78-7! To, co zrobiła Pajor, nikomu nie może umknąć. Real upokorzony

1 tydzień temu
Zdjęcie: Screenshot TT RFEF


Za żeńskim zespołem FC Barcelony kolejne fantastyczne zwycięstwo w kobiecym wydaniu El Clasico z Realem Madryt. Katalonki rozniosły rywalki aż 5:0, a główną rolę odegrała Ewa Pajor, która aż trzy razy trafiała do siatki. Nie ma co ukrywać, żeńska wersja tego spotkania nie jest aż tak wielkim wydarzeniem jak męska, a przynajmniej nie jeżeli chodzi o poziom sportowy. Różnica w nim jest bowiem ogromna. Najlepiej świadczy o tym bilans meczów bezpośrednich.
To był naprawdę wielki popis i demonstracja siły FC Barcelony. Piłkarki z Katalonii były zdecydowanymi faworytkami starcia z Realem Madryt, mimo gry na wyjeździe, i wywiązały się z zadania doskonale. Pięć goli, z czego trzy autorstwa znakomitej w czwartkowy wieczór 6 marca Ewy Pajor. Polka oraz jej koleżanki są już praktycznie jedną nogą w finale Pucharu Królowej (nie odkryjemy chyba Ameryki stwierdzeniem, iż to żeński odpowiednik Pucharu Króla). Rewanż dwumeczu w środę 12 marca o 19:00 w stolicy Katalonii.


REKLAMA


Zobacz wideo


Real Madryt lata świetlne za Barceloną
Barcelona już po raz trzeci w tym sezonie okrutnie zlała Real. Wcześniej wygrywały 4:0 na wyjeździe w lidze oraz również 5:0 w finale Superpucharu Hiszpanii. El Clasico w kobiecym wydaniu bardzo różni się od tego w wydaniu męskim. Ten sezon może nie jest na to najlepszym przykładem, bo męska Barcelona również spuszczała Realowi łomot i to dwukrotnie (4:0 w La Liga i 5:2 w Superpucharze). Jednak wszyscy dobrze wiemy jak legendarna oraz wyrównana jest to rywalizacja w ujęciu ogólnym.

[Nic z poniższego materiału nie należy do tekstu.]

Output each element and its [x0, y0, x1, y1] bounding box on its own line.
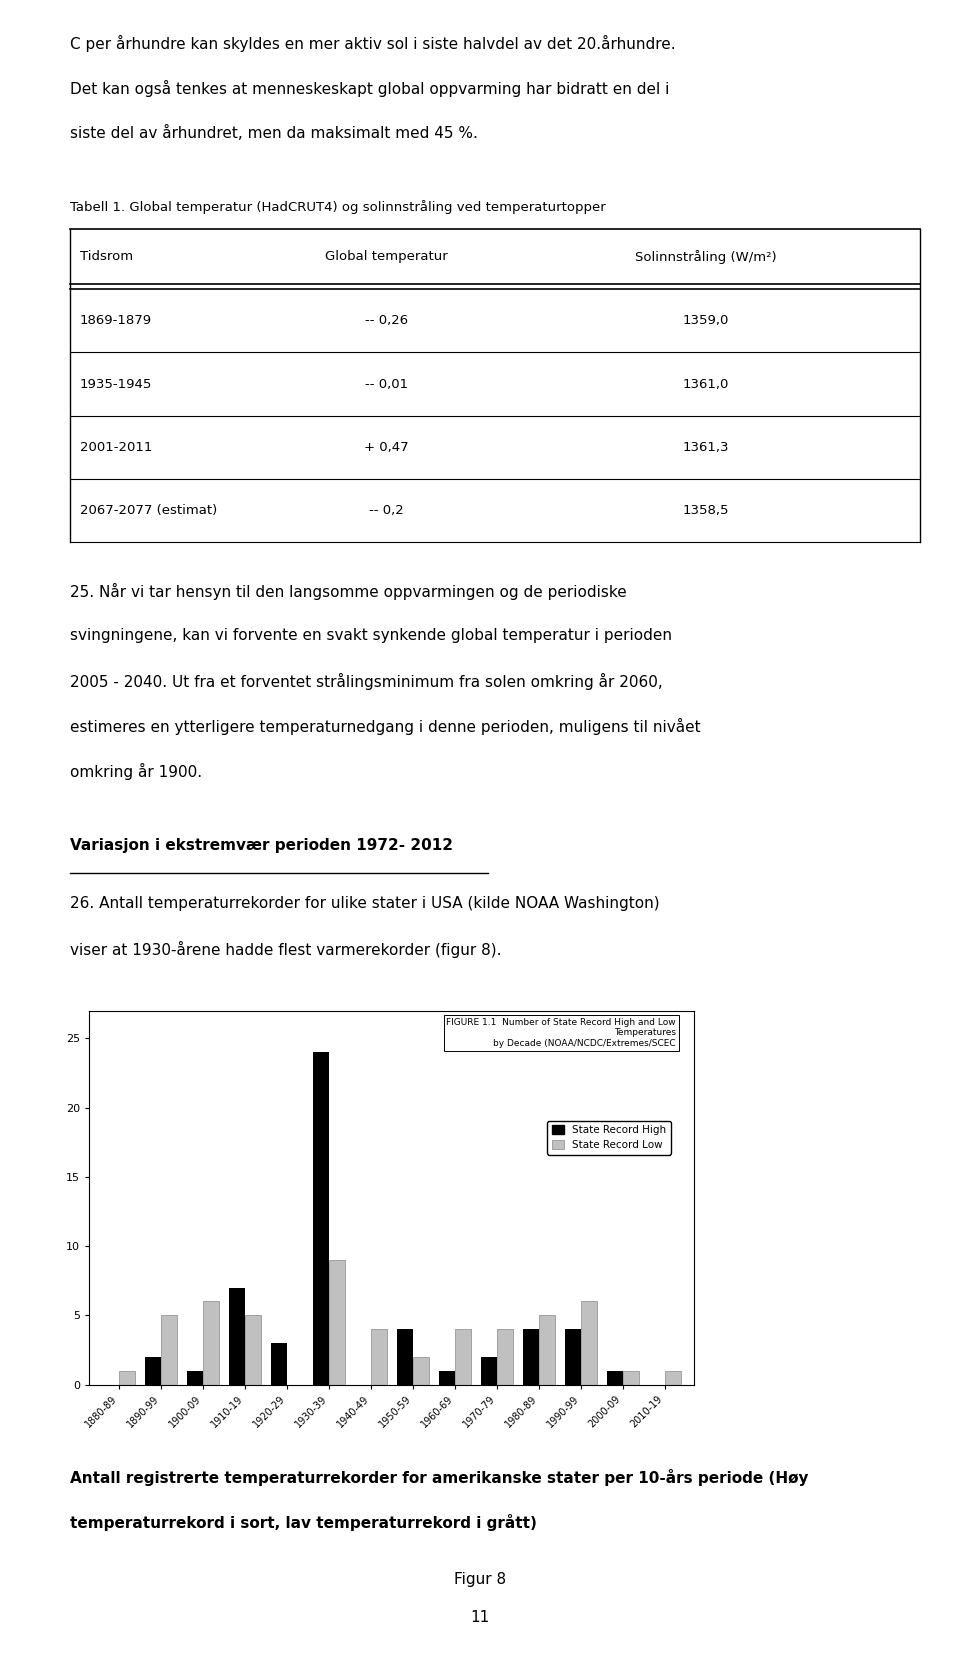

W żeńskiej piłce dysproporcja między Barceloną a Realem jest nieustannie potężna. W dużej mierze dlatego, iż kobieca sekcja madryckiego klubu jest tworem bardzo młodym. Żeński klub znany dziś jako Real Madryt, jeszcze w 2019 roku występował jako CD Tacon. Dopiero we wrześniu ów roku Real ogłosił fuzję i powstanie pierwszej w historii klubu kobiecej sekcji, a oficjalnie pod tą nazwą drużyna rozpoczęła rozgrywki 2020/21. Barcelona była już wówczas od dawna potęgą i tego dystansu nie udało się nadrobić.


Kosmiczny bilans w żeńskim El Clasico. Miazga to mało powiedziane
Zresztą wystarczy popatrzeć na bilans meczów bezpośrednich, przywołany przez kataloński dziennik "Mundo Deportivo". Odkąd kobiecy Real powstał, El Clasico obejrzeliśmy już 19 razy. Barcelona wygrała w tym czasie... 19 razy. Tak jest. Absolutnie każdy żeński "klasyk" padł łupem Katalonek. I to z reguły były wysokie wygrane. Pięciokrotnie 4:0, czterokrotnie 5:0, a tylko raz Realowi udało się strzelić dwa gole (mimo to przegrały 2:5). Ogólny bilans bramkowy w tych spotkaniach to druzgocące 78:7.


Jak pisze "Mundo Deportivo", Real nie uznaje dwóch pierwszych liczonych przez Barcelonę meczów, które we wrześniu 2019 roku (9:1) i styczniu 2020 roku (6:0) madrycki zespół rozegrał jeszcze jako CD Tacon. Jednak kataloński dziennik zauważa, iż w tamtych meczach nazwa była jeszcze stara, ale na koszulkach już widniał herb Realu. Tak czy inaczej, dominacja jest gigantyczna i nie ma się co spodziewać, iż w rewanżu będzie inaczej. A przecież w tym sezonie, a choćby w tym miesiącu, jeszcze ligowe El Clasico w Barcelonie (23 marca o 12:00).